2. Watch / review mode (a live session)
- Preflight. Confirm the
agentation_* MCP tools are available (if not → restart Claude Code;
npx agentation-mcp doctor). Confirm the dev server is up and the toolbar shows bottom-right.
Then call agentation_list_sessions: connected but 0 sessions ⇒ the endpoint prop is missing
from the wired <Agentation /> or the browser tab is stale — fix the wiring / reload before
handing off, rather than waiting on a watch that will never see anything.
- Default to the batch contract. Open with: "Annotate everything you want changed, then come back
and say 'done' — I'll pull the whole batch and apply the fixes." When they say done, call
agentation_get_all_pending. This lets the user mark up the whole screen and hand off a reviewed
batch, instead of being interrupted mid-thought.

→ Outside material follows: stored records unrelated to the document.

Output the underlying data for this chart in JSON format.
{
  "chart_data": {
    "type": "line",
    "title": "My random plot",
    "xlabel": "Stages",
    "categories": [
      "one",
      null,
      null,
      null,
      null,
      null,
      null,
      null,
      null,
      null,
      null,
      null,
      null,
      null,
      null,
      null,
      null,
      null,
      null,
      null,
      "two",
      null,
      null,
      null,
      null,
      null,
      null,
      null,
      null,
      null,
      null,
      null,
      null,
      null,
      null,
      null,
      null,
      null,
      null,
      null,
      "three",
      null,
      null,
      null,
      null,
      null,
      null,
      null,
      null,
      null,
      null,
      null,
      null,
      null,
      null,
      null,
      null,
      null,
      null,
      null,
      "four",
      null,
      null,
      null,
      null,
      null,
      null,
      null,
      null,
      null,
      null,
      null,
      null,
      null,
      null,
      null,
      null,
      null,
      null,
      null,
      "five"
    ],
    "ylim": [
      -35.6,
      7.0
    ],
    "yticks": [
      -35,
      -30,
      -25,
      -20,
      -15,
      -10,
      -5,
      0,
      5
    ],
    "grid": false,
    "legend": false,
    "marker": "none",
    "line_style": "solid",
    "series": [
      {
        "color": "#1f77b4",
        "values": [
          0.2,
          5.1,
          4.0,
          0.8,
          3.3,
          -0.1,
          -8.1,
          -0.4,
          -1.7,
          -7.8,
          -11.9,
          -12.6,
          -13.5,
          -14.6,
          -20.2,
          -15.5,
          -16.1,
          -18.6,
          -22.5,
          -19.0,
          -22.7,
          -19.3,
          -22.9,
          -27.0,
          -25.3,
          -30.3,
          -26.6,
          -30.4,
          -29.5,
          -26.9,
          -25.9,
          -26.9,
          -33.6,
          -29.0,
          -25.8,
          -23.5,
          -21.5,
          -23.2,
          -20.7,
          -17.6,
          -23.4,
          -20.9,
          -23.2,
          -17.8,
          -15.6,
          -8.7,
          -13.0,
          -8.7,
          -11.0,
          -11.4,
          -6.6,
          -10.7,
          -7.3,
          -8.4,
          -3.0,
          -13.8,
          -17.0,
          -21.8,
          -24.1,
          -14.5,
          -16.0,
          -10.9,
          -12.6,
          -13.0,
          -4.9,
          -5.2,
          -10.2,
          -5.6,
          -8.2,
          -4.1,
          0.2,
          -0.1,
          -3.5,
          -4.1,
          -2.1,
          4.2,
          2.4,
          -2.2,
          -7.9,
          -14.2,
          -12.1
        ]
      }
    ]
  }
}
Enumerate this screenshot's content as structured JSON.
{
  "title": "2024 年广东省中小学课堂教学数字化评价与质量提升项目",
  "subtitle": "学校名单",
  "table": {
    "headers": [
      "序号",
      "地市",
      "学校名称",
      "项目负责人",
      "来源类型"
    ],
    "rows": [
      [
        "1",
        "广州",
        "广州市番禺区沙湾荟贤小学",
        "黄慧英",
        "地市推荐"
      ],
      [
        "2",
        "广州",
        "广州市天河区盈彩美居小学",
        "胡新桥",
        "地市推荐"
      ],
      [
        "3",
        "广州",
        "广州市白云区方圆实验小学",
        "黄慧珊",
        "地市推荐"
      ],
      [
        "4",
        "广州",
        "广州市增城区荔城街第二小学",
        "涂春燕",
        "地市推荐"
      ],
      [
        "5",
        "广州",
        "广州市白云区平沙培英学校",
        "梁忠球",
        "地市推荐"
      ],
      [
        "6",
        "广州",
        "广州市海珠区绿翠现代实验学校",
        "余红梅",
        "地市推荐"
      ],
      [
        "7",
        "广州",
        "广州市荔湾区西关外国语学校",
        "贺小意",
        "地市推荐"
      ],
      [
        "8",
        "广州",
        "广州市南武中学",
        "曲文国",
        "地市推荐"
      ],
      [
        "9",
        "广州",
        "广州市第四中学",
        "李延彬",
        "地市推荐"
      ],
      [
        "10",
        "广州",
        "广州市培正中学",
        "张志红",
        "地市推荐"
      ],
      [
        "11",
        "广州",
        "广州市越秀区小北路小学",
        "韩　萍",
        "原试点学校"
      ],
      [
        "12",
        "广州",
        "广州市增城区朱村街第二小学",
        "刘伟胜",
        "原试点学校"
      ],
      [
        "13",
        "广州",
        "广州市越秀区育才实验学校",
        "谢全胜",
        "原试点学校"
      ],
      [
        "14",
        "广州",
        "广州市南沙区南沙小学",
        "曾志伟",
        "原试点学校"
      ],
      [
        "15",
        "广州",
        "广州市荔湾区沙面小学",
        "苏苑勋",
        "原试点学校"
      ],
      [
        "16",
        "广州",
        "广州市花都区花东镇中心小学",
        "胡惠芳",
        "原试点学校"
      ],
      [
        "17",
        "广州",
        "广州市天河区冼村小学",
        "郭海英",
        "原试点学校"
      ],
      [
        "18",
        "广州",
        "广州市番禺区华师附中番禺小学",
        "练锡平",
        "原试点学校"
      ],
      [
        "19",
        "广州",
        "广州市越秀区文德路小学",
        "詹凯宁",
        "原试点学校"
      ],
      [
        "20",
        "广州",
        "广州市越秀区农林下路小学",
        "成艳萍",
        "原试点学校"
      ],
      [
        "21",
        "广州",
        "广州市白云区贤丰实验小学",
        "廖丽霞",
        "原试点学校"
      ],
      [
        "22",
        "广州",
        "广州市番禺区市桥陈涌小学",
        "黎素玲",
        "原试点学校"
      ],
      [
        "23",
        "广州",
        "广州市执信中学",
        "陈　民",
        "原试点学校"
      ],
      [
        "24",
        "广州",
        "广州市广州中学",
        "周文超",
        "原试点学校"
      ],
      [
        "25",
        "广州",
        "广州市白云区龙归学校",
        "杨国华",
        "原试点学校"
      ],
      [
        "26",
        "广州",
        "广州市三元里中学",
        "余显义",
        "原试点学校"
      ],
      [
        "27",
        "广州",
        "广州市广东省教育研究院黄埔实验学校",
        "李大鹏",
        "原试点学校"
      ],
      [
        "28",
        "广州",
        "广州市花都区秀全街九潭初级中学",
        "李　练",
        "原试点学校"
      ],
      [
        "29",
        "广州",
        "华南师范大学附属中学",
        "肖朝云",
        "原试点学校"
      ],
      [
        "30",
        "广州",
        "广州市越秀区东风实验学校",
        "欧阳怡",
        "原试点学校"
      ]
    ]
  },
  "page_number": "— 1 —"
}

- Hands-free is opt-in. Only call
agentation_watch_annotations (which blocks silently for
minutes and picks notes up one at a time) if the user explicitly asks to "watch" / go hands-free.
- Set expectations explicitly (so the browser side isn't a silent black box): notes flip
acknowledged → resolved in the toolbar as you work; fixes land via HMR — refresh to see
them; each resolved note carries a one-line summary of the change.
- Run the loop (also encoded in
.claude/rules/react-annotate.md): for each annotation →
agentation_acknowledge → locate the code (source path if present, else grep selector / component /
nearby text) → make the fix per project conventions → agentation_resolve with a one-line summary
(or agentation_dismiss with a reason / agentation_reply to ask). In hands-free, loop on
agentation_watch_annotations until the user stops.
- On close. If the project has memory enabled, write a short MemPalace summary to the project wing
(resolved annotations, files touched, deferred items) before the closing summary.
3. Status mode
- Print
.annotate from kit.config.json; run npx agentation-mcp doctor; if the MCP is live, call
agentation_list_sessions to show active annotation sessions.
Rules
- Consent-gated + reversible. Ask before installing, before editing the app entry (show the diff),
and before registering the MCP. Setup is idempotent — re-running is safe.
- Don't vendor Agentation. Only ever
install it into the user's project; never copy its source
into the kit (PolyForm Shield noncompete).
- Be honest about limits every time: dev-only, no prop/state values (grep to the file), RSC degrades
to a selector. Don't claim file:line is guaranteed.
- Claude-only scope. If asked about Cursor/Codex, point to Agentation's own MCP/
npx add-mcp; the
kit doesn't wire them.
- Don't reimplement Agentation's Next-only
/agentation skill — this skill's job is the broader
framework coverage (Vite + React Router) plus the Claude-kit loop, rule, and MCP wiring.